Despite the subdued atmosphere following recent strikes, Kamel remains resolute about staying in the city. Since the 1982 aggression, he has steadfastly refused to leave Nabatieh, regardless of the potential for further Israeli targeting. Displacement or fleeing due to Israeli actions is still not an option for him.

“I am a son of this region. It cannot be abandoned,” Kamel declares.

Nevertheless, Kamel asserts that he abides by peacekeeping rules, steering clear of imminent danger, while remaining vigilant to the constant threat posed during invasions or aggressions.

Nabatieh, 2006. Photo by Kamel Sobhi Jaber.

Bilal’s family in Nabatieh braces themselves for what might come. They diligently gather essentials: oil, rice, and lentils, transforming a room into a makeshift storage area. This silent preparation speaks volumes about the gravity of the situation and the tangible danger they sense looming ahead.

In weighing the decision to stay or evacuate, Bilal’s parents opt to rent apartments in a village near Beirut. The family contemplates relocating only women and children if Nabatieh faces another bombing. 

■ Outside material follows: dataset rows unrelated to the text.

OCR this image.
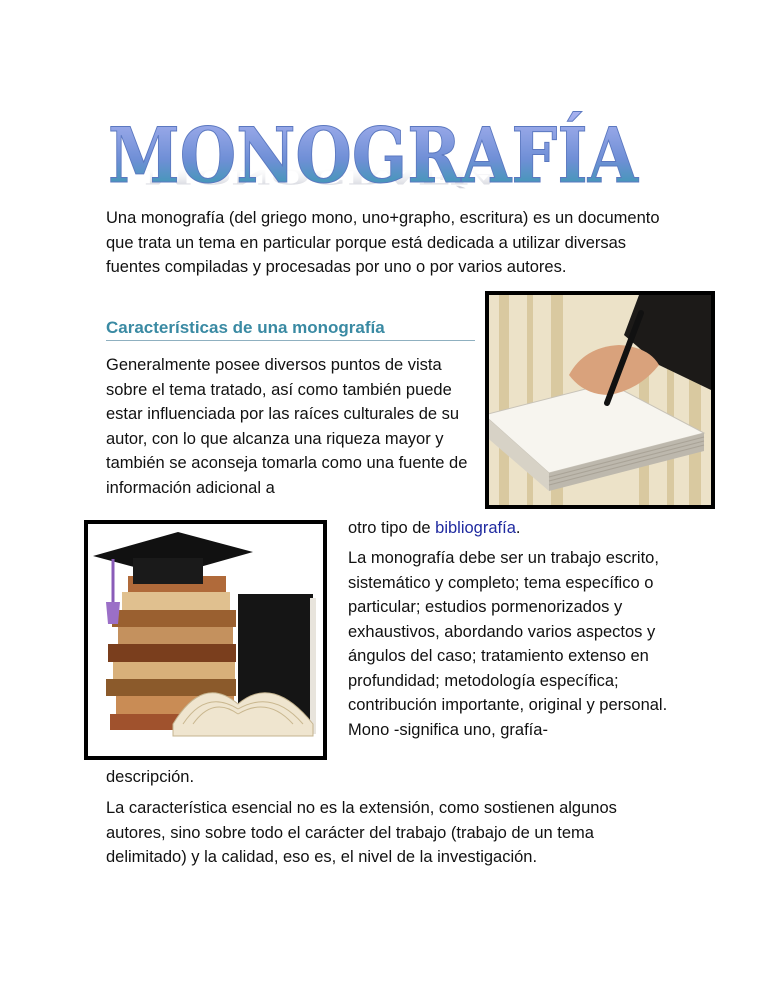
MONOGRAFÍA
MONOGRAF

Una monografía (del griego mono, uno+grapho, escritura) es un documento que trata un tema en particular porque está dedicada a utilizar diversas fuentes compiladas y procesadas por uno o por varios autores.

Características de una monografía

Generalmente posee diversos puntos de vista sobre el tema tratado, así como también puede estar influenciada por las raíces culturales de su autor, con lo que alcanza una riqueza mayor y también se aconseja tomarla como una fuente de información adicional a

otro tipo de bibliografía.

La monografía debe ser un trabajo escrito, sistemático y completo; tema específico o particular; estudios pormenorizados y exhaustivos, abordando varios aspectos y ángulos del caso; tratamiento extenso en profundidad; metodología específica; contribución importante, original y personal. Mono -significa uno, grafía-

descripción.

La característica esencial no es la extensión, como sostienen algunos autores, sino sobre todo el carácter del trabajo (trabajo de un tema delimitado) y la calidad, eso es, el nivel de la investigación.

To ensure everyone’s safety, Bilal’s family keeps an open line of communication, maintaining a group chat where they share information about strikes, offering mutual support and reassurance.

“I began pondering how the situation would be resolved and how long we would continue like this,” Aya expresses, her gaze fixed on the uncertain horizon, as she and her family choose to stay in Nabatieh, treating the sounds and disturbances as if they are mere passersby.

As of March 5, The New Humanitarian paints a gripping narrative of the most significant surge in hostilities between Israel and Lebanon since the days of the 2006 war, forcing over 90,000 individuals to flee their homes in search of safety and refuge.